OGDEN, Utah (KSTU) — A Utah man’s passion project is gaining popularity, turning old coolers into warm, insulated spaces for feral cats to take refuge this winter.
“Normally the cooler keeps things cold. We’re going to use it to keep animals warm,” Philip Rogich said with a smile.
It’s a do-it-yourself project that only takes five minutes, a little elbow grease and a few cheap supplies.
“I actually have a 6-inch drill bit and then once you drill the hole you just use some pipe insulation to pad it,” he said as he pointed to a small opening in the lower right-hand corner of an old cooler.
Pulling out his drill and materials, he starts with an old cooler.
“Everybody’s got a cooler in their garage that they’re not using,” Philip said.
Holding it steady, he drills down through the first layer of plastic, a layer of Styrofoam and then a final layer of plastic.
“I use three-quarter-inch pipe insulation,” he said as he lined the fresh opening with the adhesive-backed foam.
“And then on the inside you just use straw,” Philip said as he pulled straw from one cooler to his now finished project. “Straw has been used for hundreds of years as bedding for animals and that’s because it has the ability to dry out.”
Just like that, his project is complete.
“And there you go!
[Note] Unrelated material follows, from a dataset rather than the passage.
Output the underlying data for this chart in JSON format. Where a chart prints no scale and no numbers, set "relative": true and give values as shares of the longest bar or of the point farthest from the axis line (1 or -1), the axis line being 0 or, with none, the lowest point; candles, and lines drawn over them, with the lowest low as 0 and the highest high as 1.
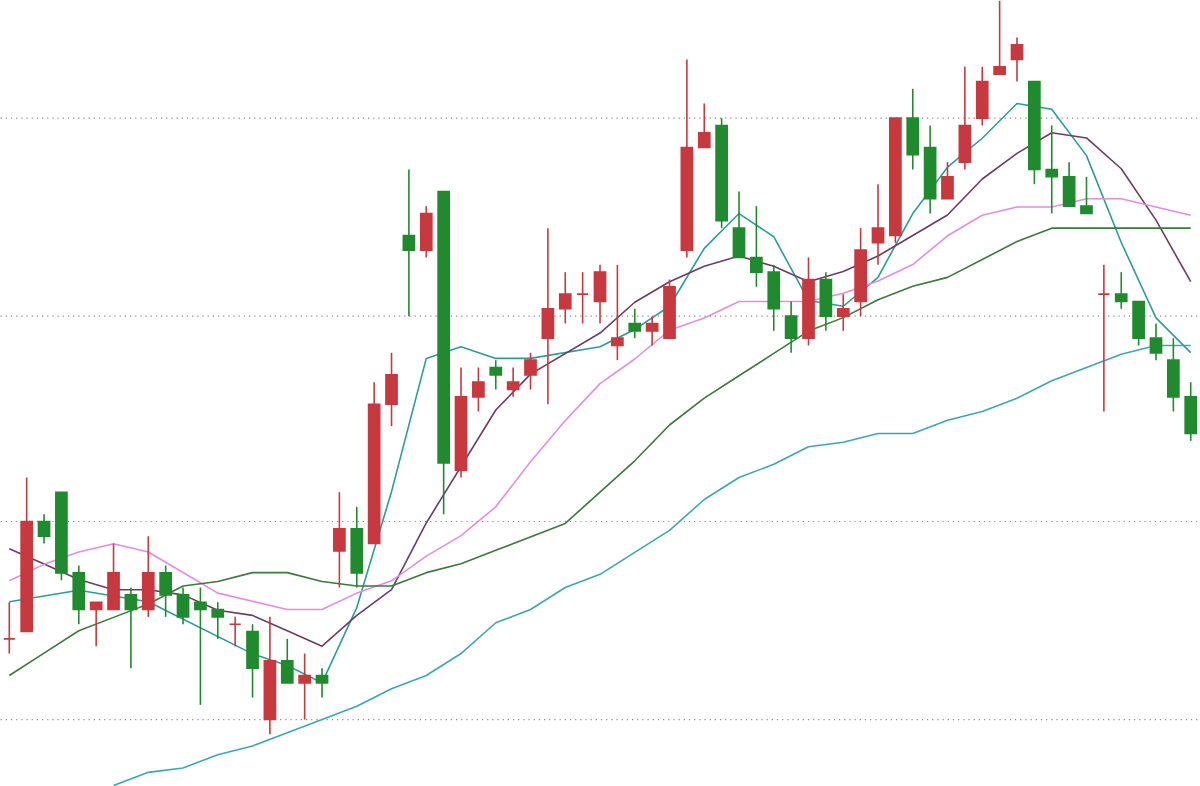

A cat cooler!” he said as he shut the lid. “Two or three cats could fit in a cooler this size!”
Already, Philip has placed a few of these ‘cat pads’ around the Riverdale and Ogden communities — providing a safe, warm place for feral felines to take refuge this winter.
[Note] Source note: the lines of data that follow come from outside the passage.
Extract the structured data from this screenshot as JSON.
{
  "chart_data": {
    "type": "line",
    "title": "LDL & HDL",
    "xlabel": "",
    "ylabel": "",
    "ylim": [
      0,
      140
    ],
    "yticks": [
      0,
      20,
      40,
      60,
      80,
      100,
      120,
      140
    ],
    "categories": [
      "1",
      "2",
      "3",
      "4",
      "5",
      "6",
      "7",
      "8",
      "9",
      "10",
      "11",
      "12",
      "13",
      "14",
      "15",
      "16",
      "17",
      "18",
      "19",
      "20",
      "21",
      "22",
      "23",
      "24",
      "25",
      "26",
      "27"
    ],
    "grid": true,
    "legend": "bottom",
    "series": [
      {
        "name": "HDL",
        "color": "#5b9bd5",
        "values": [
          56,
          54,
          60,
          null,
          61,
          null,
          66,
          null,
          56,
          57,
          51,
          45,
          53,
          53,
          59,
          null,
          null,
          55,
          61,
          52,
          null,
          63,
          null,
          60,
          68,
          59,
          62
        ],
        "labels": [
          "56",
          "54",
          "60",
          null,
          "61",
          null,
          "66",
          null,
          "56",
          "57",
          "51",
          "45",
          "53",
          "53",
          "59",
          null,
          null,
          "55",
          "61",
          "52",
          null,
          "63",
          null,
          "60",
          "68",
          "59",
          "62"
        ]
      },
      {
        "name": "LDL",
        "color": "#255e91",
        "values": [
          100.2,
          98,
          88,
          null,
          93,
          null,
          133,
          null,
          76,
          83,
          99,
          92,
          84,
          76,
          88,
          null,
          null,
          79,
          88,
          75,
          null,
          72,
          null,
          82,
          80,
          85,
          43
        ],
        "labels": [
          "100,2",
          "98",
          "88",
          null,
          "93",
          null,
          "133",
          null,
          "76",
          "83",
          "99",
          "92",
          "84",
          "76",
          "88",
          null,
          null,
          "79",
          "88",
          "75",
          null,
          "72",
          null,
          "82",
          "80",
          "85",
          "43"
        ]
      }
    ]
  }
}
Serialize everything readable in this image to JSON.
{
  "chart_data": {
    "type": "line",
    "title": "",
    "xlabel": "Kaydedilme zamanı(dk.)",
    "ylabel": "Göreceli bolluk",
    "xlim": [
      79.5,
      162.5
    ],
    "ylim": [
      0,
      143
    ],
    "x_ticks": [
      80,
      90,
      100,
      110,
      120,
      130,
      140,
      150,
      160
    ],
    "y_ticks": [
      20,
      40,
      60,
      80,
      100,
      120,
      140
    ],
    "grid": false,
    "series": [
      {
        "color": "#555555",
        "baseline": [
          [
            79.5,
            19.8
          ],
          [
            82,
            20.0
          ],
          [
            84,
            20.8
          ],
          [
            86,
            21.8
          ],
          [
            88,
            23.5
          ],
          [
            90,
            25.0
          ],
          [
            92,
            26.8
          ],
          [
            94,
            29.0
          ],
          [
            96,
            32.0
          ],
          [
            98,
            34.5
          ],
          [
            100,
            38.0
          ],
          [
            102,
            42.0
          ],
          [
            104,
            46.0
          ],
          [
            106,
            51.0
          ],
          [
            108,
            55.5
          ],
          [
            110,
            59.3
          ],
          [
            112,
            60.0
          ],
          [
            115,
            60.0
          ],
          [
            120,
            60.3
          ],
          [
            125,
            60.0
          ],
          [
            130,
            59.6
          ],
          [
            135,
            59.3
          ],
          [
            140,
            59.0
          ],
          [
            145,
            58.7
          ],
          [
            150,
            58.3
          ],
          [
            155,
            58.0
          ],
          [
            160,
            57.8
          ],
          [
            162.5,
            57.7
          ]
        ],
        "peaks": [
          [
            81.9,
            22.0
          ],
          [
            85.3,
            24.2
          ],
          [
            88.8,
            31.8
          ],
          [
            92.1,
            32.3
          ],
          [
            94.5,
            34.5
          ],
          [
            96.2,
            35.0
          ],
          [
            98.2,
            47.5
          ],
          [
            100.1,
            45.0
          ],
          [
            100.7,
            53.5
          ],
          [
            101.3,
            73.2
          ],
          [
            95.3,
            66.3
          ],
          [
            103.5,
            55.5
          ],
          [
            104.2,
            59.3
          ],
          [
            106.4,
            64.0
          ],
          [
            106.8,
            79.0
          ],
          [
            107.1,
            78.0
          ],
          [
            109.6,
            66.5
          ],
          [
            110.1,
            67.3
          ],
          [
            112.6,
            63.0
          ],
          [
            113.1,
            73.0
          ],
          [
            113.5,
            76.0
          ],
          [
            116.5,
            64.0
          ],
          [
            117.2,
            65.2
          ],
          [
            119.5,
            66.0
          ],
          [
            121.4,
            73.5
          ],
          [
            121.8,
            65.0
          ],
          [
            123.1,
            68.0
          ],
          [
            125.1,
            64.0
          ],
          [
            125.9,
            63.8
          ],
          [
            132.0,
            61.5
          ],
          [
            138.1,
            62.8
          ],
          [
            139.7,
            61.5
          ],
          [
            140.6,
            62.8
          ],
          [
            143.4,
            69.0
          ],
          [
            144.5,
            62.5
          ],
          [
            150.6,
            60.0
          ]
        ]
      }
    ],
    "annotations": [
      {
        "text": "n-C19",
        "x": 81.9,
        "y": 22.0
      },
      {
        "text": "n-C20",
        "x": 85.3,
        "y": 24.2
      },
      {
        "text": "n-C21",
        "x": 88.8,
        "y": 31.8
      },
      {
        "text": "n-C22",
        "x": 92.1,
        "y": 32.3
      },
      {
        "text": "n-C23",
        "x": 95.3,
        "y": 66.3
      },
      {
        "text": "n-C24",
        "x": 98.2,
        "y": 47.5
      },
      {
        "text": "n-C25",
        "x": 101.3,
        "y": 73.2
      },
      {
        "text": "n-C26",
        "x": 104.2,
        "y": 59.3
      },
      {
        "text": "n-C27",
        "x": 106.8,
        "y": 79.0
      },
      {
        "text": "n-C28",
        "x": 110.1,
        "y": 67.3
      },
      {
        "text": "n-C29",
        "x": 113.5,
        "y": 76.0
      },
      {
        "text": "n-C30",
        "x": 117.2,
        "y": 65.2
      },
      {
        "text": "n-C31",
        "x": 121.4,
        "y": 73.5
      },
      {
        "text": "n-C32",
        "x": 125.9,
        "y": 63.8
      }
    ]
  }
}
“[Feral cats] just disappear, get overlooked,” he said. “They get cold in the wintertime too.”
For Philip, it’s more than a passion project, it’s an act of humanity.
“They’re living creatures… to me, living creatures, they deserve to have their basic needs met,” Philip said.
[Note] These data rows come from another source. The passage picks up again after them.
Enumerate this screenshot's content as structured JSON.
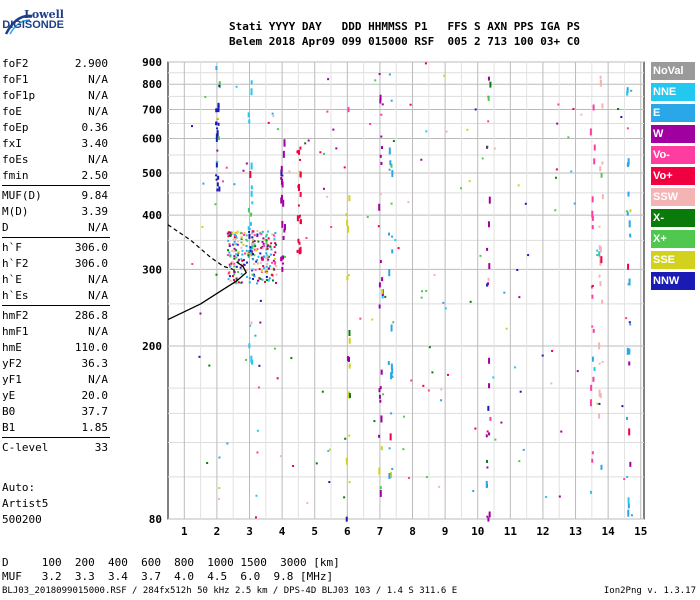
{
  "logo": {
    "line1": "Lowell",
    "line2": "DIGISONDE"
  },
  "header": {
    "line1": "Stati YYYY DAY   DDD HHMMSS P1   FFS S AXN PPS IGA PS",
    "line2": "Belem 2018 Apr09 099 015000 RSF  005 2 713 100 03+ C0"
  },
  "params_group1": [
    {
      "name": "foF2",
      "value": "2.900"
    },
    {
      "name": "foF1",
      "value": "N/A"
    },
    {
      "name": "foF1p",
      "value": "N/A"
    },
    {
      "name": "foE",
      "value": "N/A"
    },
    {
      "name": "foEp",
      "value": "0.36"
    },
    {
      "name": "fxI",
      "value": "3.40"
    },
    {
      "name": "foEs",
      "value": "N/A"
    },
    {
      "name": "fmin",
      "value": "2.50"
    }
  ],
  "params_group2": [
    {
      "name": "MUF(D)",
      "value": "9.84"
    },
    {
      "name": "M(D)",
      "value": "3.39"
    },
    {
      "name": "D",
      "value": "N/A"
    }
  ],
  "params_group3": [
    {
      "name": "h`F",
      "value": "306.0"
    },
    {
      "name": "h`F2",
      "value": "306.0"
    },
    {
      "name": "h`E",
      "value": "N/A"
    },
    {
      "name": "h`Es",
      "value": "N/A"
    }
  ],
  "params_group4": [
    {
      "name": "hmF2",
      "value": "286.8"
    },
    {
      "name": "hmF1",
      "value": "N/A"
    },
    {
      "name": "hmE",
      "value": "110.0"
    },
    {
      "name": "yF2",
      "value": "36.3"
    },
    {
      "name": "yF1",
      "value": "N/A"
    },
    {
      "name": "yE",
      "value": "20.0"
    },
    {
      "name": "B0",
      "value": "37.7"
    },
    {
      "name": "B1",
      "value": "1.85"
    }
  ],
  "params_group5": [
    {
      "name": "C-level",
      "value": "33"
    }
  ],
  "auto": {
    "line1": "Auto:",
    "line2": "Artist5",
    "line3": "500200"
  },
  "legend": [
    {
      "label": "NoVal",
      "color": "#9a9a9a"
    },
    {
      "label": "NNE",
      "color": "#23c8f0"
    },
    {
      "label": "E",
      "color": "#2aa7e8"
    },
    {
      "label": "W",
      "color": "#a000a0"
    },
    {
      "label": "Vo-",
      "color": "#ff3ca0"
    },
    {
      "label": "Vo+",
      "color": "#f00040"
    },
    {
      "label": "SSW",
      "color": "#f5b4b4"
    },
    {
      "label": "X-",
      "color": "#0a7a0a"
    },
    {
      "label": "X+",
      "color": "#50c850"
    },
    {
      "label": "SSE",
      "color": "#d2d21e"
    },
    {
      "label": "NNW",
      "color": "#1a1ab4"
    }
  ],
  "bottom": {
    "line1": "D     100  200  400  600  800  1000 1500  3000 [km]",
    "line2": "MUF   3.2  3.3  3.4  3.7  4.0  4.5  6.0  9.8 [MHz]"
  },
  "footer": "BLJ03_2018099015000.RSF / 284fx512h 50 kHz 2.5 km / DPS-4D BLJ03 103 / 1.4 S 311.6 E",
  "version": "Ion2Png v. 1.3.17",
  "chart_data": {
    "type": "scatter",
    "xlabel": "",
    "ylabel": "",
    "xlim": [
      0.5,
      15.1
    ],
    "ylim": [
      80,
      900
    ],
    "x_ticks": [
      "1",
      "2",
      "3",
      "4",
      "5",
      "6",
      "7",
      "8",
      "9",
      "10",
      "11",
      "12",
      "13",
      "14",
      "15"
    ],
    "y_ticks": [
      "80",
      "200",
      "300",
      "400",
      "500",
      "600",
      "700",
      "800",
      "900"
    ],
    "log_y": true,
    "grid": true,
    "trace_columns": [
      {
        "f": 2.0,
        "h0": 440,
        "h1": 900,
        "color": "#1a1ab4"
      },
      {
        "f": 3.0,
        "h0": 150,
        "h1": 900,
        "color": "#23c8f0"
      },
      {
        "f": 4.0,
        "h0": 300,
        "h1": 600,
        "color": "#a000a0"
      },
      {
        "f": 4.5,
        "h0": 330,
        "h1": 580,
        "color": "#f00040"
      },
      {
        "f": 6.0,
        "h0": 80,
        "h1": 900,
        "color": "#d2d21e"
      },
      {
        "f": 7.0,
        "h0": 90,
        "h1": 900,
        "color": "#a000a0"
      },
      {
        "f": 7.3,
        "h0": 100,
        "h1": 900,
        "color": "#2aa7e8"
      },
      {
        "f": 10.3,
        "h0": 80,
        "h1": 900,
        "color": "#a000a0"
      },
      {
        "f": 13.5,
        "h0": 80,
        "h1": 900,
        "color": "#ff3ca0"
      },
      {
        "f": 13.75,
        "h0": 80,
        "h1": 900,
        "color": "#f5b4b4"
      },
      {
        "f": 14.6,
        "h0": 80,
        "h1": 900,
        "color": "#2aa7e8"
      }
    ],
    "cluster": {
      "f0": 2.3,
      "f1": 3.8,
      "h0": 280,
      "h1": 370
    },
    "profile_solid": [
      [
        0.5,
        230
      ],
      [
        1.5,
        250
      ],
      [
        2.2,
        270
      ],
      [
        2.6,
        282
      ],
      [
        2.9,
        295
      ],
      [
        2.8,
        305
      ],
      [
        2.6,
        312
      ]
    ],
    "profile_dashed": [
      [
        0.5,
        380
      ],
      [
        1.2,
        350
      ],
      [
        1.8,
        320
      ],
      [
        2.2,
        305
      ],
      [
        2.5,
        300
      ]
    ]
  }
}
A few furry customers have already used the coolers, but he hopes more will continue to step out of the bushes and into a new home.
“I’m giving them a second chance, one way or another,” he said.
Philip said people are starting to notice his project — several have already offered to donate old coolers and straw. Savers, a local thrift store, also told Philip he could have any unsold coolers at the end of the season.